I could go looking in the criminal database for Lincoln’s face, but that would arouse suspicion.

So? You should be shouting it out to everyone, Molly. Telling anyone who will listen there is a creepy pervert on the loose who lives in a Batcave up in the mountains
.

But just thinking about that makes my stomach feel funny.

He intrigues me, sure. I have some personal fantasies that might involve his face between my legs and his hard chest crushing me to a bed.

But he planted a seed last night.
Give in tonight, Molly. And I’ll give in tomorrow
.

I shove a helmet on my head, walk into the trailer, release the ties that secure the street-legal bike to the walls of the trailer, then back it down the ramp and get on.

Lincoln said to come find him. And that’s exactly what I plan on doing. Only this time, I’m going prepared. I pat the pocket of my leather jacket where my gun is stashed. And I’m not coming back until I’ve checked every last dirt road on Wolf Pass Highway.

Chapter Twenty - Lincoln

 

A modified servo robot goes whizzing by, barely missing my head as I lie next to the bike, messing with the brake line.

“I’m not falling for your passive-aggressive bullshit, Sheila. And I don’t think you’re gonna run me over with one of those monstabots.” I do think that, actually. She’s been programmed to act like a woman and that automatically makes her cunning, vengeful, and able to carry a grudge until she wins.

But she’s not going to win. She wants details about last night. She wants for me to hear her out. She wants me to stop. And no. That’s not happening. None of it is on the table. I’m too far in. I’ve risked too much. I’ve… changed, and those changes can’t be undone.

Another servo goes by, clipping me on my bare shoulder. “Goddammit, you bitch.”

Sheila manifests into her holographic form in the center of the room. She wears the same clothes as always, but today, she’s got her hair different.

Am I supposed to notice that?

I roll my eyes and ignore her. Fucking women—even fake women—are beyond comprehension.

She walks over to me and stands there, silently waiting, and tapping her foot. It even has a sound effect. A tiny pat, pat, pat against the polished concrete floors.

“Can I help you?” I ask.

“You can’t keep doing this.”

“I can and I will. Until someone stops me.”

“Just what exactly are you trying to prove by murdering people?”

“That I’m capable. That I’m inhuman. That I’m perfect. That I’m Alpha.” I snort out a small laugh. “Even you know that can’t be changed.

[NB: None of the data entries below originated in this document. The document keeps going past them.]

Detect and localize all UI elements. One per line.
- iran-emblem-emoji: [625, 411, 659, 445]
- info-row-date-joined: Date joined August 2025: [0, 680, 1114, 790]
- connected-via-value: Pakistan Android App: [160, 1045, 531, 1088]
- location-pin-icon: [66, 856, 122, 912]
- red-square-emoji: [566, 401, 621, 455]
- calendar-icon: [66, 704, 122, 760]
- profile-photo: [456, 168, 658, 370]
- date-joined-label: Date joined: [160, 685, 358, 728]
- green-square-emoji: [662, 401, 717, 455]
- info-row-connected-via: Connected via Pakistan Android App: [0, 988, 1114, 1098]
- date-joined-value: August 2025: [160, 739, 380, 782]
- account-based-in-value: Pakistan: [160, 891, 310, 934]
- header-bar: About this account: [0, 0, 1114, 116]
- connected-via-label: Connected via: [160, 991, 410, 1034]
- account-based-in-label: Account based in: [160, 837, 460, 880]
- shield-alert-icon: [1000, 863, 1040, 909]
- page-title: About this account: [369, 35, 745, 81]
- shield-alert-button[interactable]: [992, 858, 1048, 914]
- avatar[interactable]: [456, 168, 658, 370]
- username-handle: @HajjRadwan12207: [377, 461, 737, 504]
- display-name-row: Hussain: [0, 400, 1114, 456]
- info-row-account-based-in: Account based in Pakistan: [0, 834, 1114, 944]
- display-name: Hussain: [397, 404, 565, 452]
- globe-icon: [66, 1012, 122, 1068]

So why bother fighting it?”

“Because you deserve a future that’s not dependent on the past. I only want you to be happy, Lincoln. I want you to find a nice girl before you waste your youth on this plan filled with hate, and darkness, and revenge.”

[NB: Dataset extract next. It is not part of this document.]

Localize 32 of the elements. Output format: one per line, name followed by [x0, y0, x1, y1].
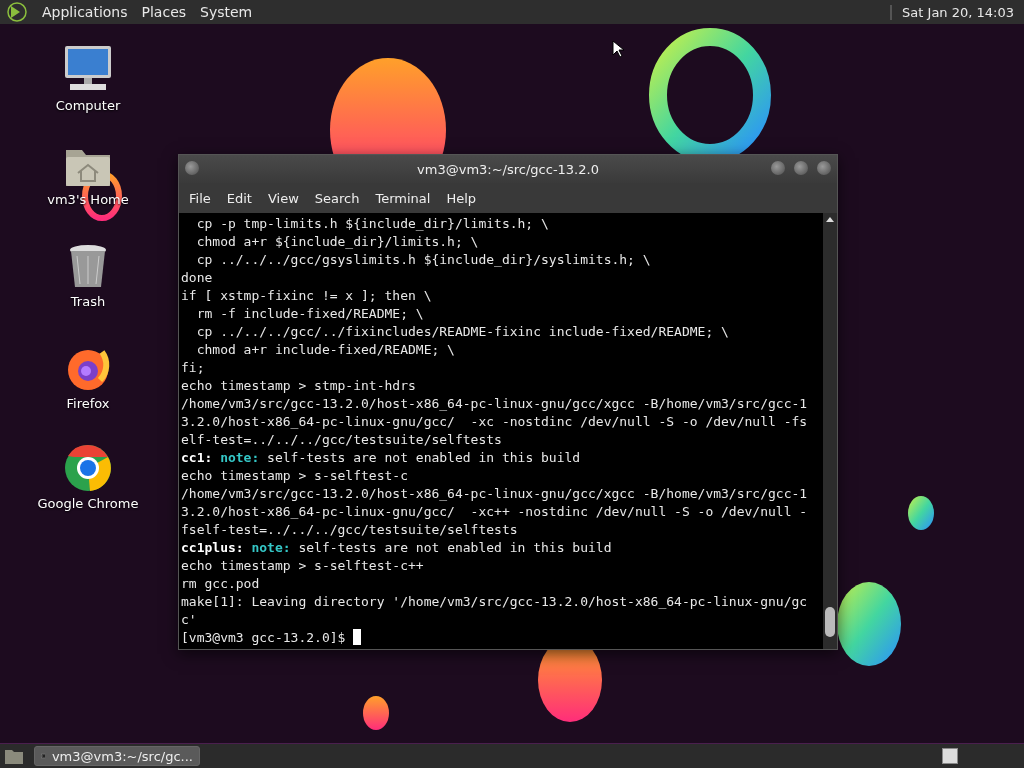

“I can’t deal with this shit right now, Sheila. Just go away.”

“I think this Molly woman is the one.” She says ‘the one’ in a whisper like it’s a secret.

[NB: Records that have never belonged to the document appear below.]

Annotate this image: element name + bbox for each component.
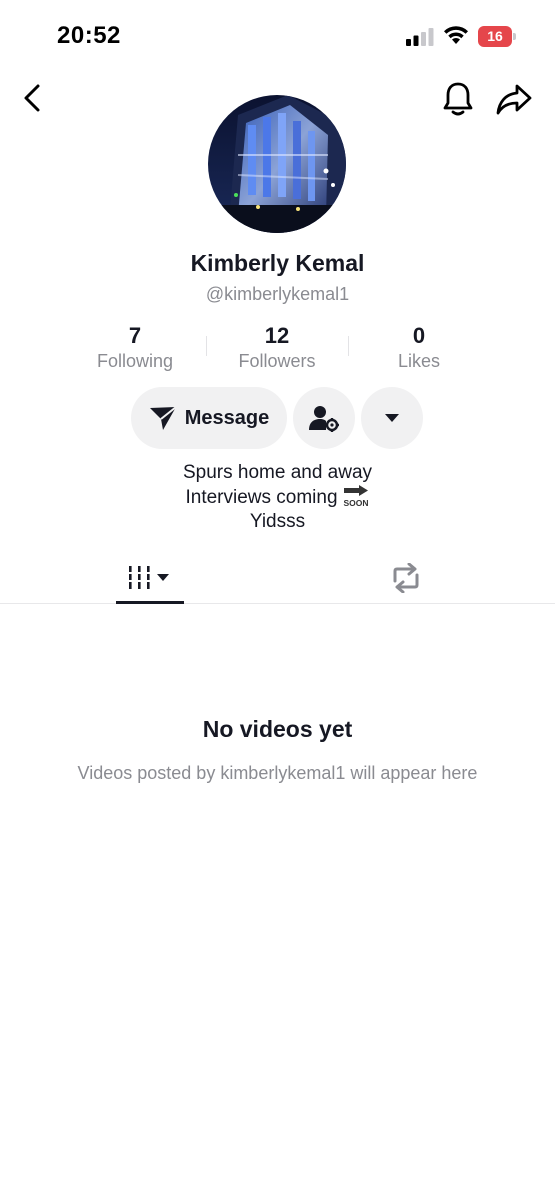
message-button[interactable]: Message — [131, 387, 287, 449]
stat-followers[interactable]: 12 Followers — [206, 322, 348, 372]
stat-likes[interactable]: 0 Likes — [348, 322, 490, 372]
following-label: Following — [96, 351, 174, 371]
chevron-left-icon[interactable] — [18, 82, 48, 114]
bio-line-2-row: Interviews coming SOON — [0, 485, 555, 510]
friend-settings-button[interactable] — [293, 387, 355, 449]
wifi-icon — [444, 26, 468, 44]
battery-indicator: 16 — [478, 26, 516, 47]
following-count: 7 — [128, 323, 142, 348]
stat-following[interactable]: 7 Following — [64, 322, 206, 372]
likes-count: 0 — [412, 323, 426, 348]
message-label: Message — [184, 406, 270, 429]
username-handle[interactable]: @kimberlykemal1 — [0, 284, 555, 305]
share-arrow-icon[interactable] — [495, 82, 533, 116]
send-icon — [149, 406, 177, 430]
followers-count: 12 — [264, 323, 290, 348]
battery-level: 16 — [478, 26, 512, 47]
status-bar: 20:52 16 — [0, 0, 555, 70]
bio-line-1: Spurs home and away — [182, 462, 373, 483]
cellular-signal-icon — [406, 28, 434, 46]
followers-label: Followers — [238, 351, 316, 371]
bio: Spurs home and away Interviews coming SO… — [0, 461, 555, 534]
tab-videos[interactable] — [116, 552, 184, 604]
profile-actions: Message — [0, 387, 555, 449]
profile-stats: 7 Following 12 Followers 0 Likes — [64, 322, 491, 376]
bio-line-2: Interviews coming — [185, 487, 338, 508]
content-tabs — [0, 552, 555, 604]
grid-bars-icon — [129, 566, 169, 589]
empty-state-title: No videos yet — [202, 716, 353, 742]
avatar[interactable] — [208, 95, 346, 233]
empty-state-subtitle: Videos posted by kimberlykemal1 will app… — [77, 763, 478, 783]
display-name: Kimberly Kemal — [190, 250, 365, 276]
caret-down-icon — [385, 414, 399, 422]
more-options-button[interactable] — [361, 387, 423, 449]
stadium-night-photo — [208, 95, 346, 233]
tab-reposts[interactable] — [372, 552, 440, 604]
status-time: 20:52 — [57, 22, 121, 49]
soon-arrow-icon: SOON — [343, 485, 368, 507]
svg-text:SOON: SOON — [343, 498, 368, 507]
bio-line-3: Yidsss — [249, 511, 306, 532]
bell-icon[interactable] — [440, 80, 476, 118]
active-tab-indicator — [116, 601, 184, 604]
likes-label: Likes — [397, 351, 441, 371]
person-gear-icon — [309, 406, 339, 432]
repost-icon — [393, 563, 419, 593]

“Would you leave me alone? All I want to do is work on my bike in peace. And that means you need to go—”

Eeeeent, eeeent, eeent
—the perimeter alarm goes off. I look at Sheila and she disappears to go investigate. Two seconds later she’s back, smiling.

“What was it?”

She crosses her arms and looks smug.

“What the fuck was—”

“I think you better go check the tunnel, Lincoln. You have a visitor.”

“Shit,” I say, throwing down a wrench with a clang that echoes through the cave. “That girl found me.” I get up off the ground and wipe my greasy hands on my jeans as I walk over to the security room and see Molly fucking Masters on all sixteen monitors as Sheila traces her movements from the moment she crossed onto the secured property. I own more than six hundred acres in all directions from the center of the cave. But not all of it is secure. Only the parts I don’t want people to find.